Answer
The graph is shown below.
Range $\left[-\frac{49}{4},\infty\right)$.
Work Step by Step
The given function is a quadratic function:
$f(x)=x^2+3x-10$
The standard form of the quadratic function is
$f(x)=ax^2+bx+c$
Compare both equations $a=1,b=3$ and $c=-10$.
Step 1:- Parabola opens.
$a>0$, the parabola open upward.
Step 2:- Vertex.
$x-$coordinate of the vertex is $x=-\frac{b}{2a}=-\frac{3}{2(1)}=-\frac{3}{2}$.
Substitute the value of $x$ into the function.
$\Rightarrow f(-\frac{3}{2})=(-\frac{3}{2})^2+3(-\frac{3}{2})-10$
Simplify.
$\Rightarrow f(-\frac{3}{2})=\frac{9}{4}-\frac{9}{2}-10$
The LCD is $4$.
Multiply the numerator and the denominator to form LCD at the denominator.
$\Rightarrow f(-\frac{3}{2})=\frac{9}{4}-\frac{18}{4}-\frac{40}{4}$
Add all numerators.
$\Rightarrow f(-\frac{3}{2})=\frac{9-18-40}{4}$
Simplify.
$\Rightarrow f(-\frac{3}{2})=-\frac{49}{4}$
The vertex is $(-\frac{3}{2},-\frac{49}{4})$.
Step 3:- $x-$intercepts.
Replace $f(x)$ with $0$ into the given function.
$\Rightarrow 0=x^2+3x-10$
Use the quadratic formula, we have $a=1,b=3$ and $c=-10$.
$\Rightarrow x=\frac{-b\pm\sqrt{b^2-4ac}}{2a}$
Substitute all values.
$\Rightarrow x=\frac{-(3)\pm\sqrt{(3)^2-4(1)(-10)}}{2(1)}$
Simplify.
$\Rightarrow x=\frac{-3\pm\sqrt{9+40}}{2}$
$\Rightarrow x=\frac{-3\pm\sqrt{49}}{2}$
$\Rightarrow x=\frac{-3\pm7}{2}$
Separate the fractions.
$\Rightarrow x=\frac{-3+7}{2}$ or $ \frac{-3-7}{2}$
Simplify.
$\Rightarrow x=\frac{4}{2}$ or $ x=\frac{-10}{2}$
$\Rightarrow x=2$ or $ x=-5$
The $x-$intercepts are $2$ and $-5$. The parabola passes through $(2,0)$ and $(-5,0)$.
Step 4:- $y-$intercept.
Replace $x$ with $0$ in the given function.

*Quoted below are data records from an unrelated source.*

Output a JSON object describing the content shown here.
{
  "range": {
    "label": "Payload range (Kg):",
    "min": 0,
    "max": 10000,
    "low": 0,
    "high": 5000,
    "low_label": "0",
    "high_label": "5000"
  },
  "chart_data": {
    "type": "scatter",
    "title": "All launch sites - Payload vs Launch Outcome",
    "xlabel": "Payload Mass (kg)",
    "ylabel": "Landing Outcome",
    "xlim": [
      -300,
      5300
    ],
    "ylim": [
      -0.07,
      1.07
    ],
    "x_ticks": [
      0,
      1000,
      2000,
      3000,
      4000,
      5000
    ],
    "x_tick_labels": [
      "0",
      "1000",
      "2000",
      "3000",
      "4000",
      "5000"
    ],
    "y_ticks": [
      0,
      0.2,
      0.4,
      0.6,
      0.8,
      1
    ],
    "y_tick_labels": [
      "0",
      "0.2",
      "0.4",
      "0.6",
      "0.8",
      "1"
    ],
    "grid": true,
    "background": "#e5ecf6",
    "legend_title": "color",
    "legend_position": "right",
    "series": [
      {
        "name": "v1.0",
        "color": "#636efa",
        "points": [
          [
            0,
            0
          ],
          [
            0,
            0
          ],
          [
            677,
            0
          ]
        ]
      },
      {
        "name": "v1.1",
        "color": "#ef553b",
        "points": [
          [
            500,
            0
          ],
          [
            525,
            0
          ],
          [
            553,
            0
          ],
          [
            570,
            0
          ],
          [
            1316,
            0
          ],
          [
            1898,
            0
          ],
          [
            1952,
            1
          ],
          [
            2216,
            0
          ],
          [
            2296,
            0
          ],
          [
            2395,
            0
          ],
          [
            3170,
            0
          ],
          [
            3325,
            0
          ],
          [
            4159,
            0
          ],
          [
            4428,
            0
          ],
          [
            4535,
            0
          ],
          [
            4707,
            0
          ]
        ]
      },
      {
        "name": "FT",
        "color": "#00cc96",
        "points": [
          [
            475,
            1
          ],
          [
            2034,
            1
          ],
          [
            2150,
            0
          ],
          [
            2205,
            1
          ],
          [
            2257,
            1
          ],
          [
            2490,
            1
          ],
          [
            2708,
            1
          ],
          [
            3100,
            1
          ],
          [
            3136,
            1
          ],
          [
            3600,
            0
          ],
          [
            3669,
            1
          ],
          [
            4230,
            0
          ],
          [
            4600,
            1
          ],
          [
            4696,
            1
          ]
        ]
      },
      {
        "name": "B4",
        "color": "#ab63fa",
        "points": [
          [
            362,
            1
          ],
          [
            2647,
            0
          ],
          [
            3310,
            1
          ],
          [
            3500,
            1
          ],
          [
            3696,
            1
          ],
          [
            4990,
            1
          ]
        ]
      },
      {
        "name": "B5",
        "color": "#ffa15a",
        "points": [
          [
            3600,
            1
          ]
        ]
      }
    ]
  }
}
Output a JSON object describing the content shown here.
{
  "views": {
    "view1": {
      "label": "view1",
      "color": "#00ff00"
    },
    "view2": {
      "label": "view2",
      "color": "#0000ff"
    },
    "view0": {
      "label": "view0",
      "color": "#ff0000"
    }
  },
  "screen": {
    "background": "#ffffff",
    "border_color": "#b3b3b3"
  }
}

$\Rightarrow f(0)=(0)^2+3(0)-10$
Simplify.
$\Rightarrow f(0)=-10$
The $y-$intercept is $-10$. The parabola passes through $(0,-10)$.
Step 5:- Graph.
Use the points:- vertex, $x-$intercepts and $y-$intercept to draw a parabola.
The axis of symmetry is $x=-\frac{3}{2}$.
$A=(-\frac{3}{2},-\frac{49}{4})$
$B=(2,0)$
$C=(-5,0)$
$D=(0,-10)$.
From the graph the range of the function is
$\left[-\frac{49}{4},\infty\right)$.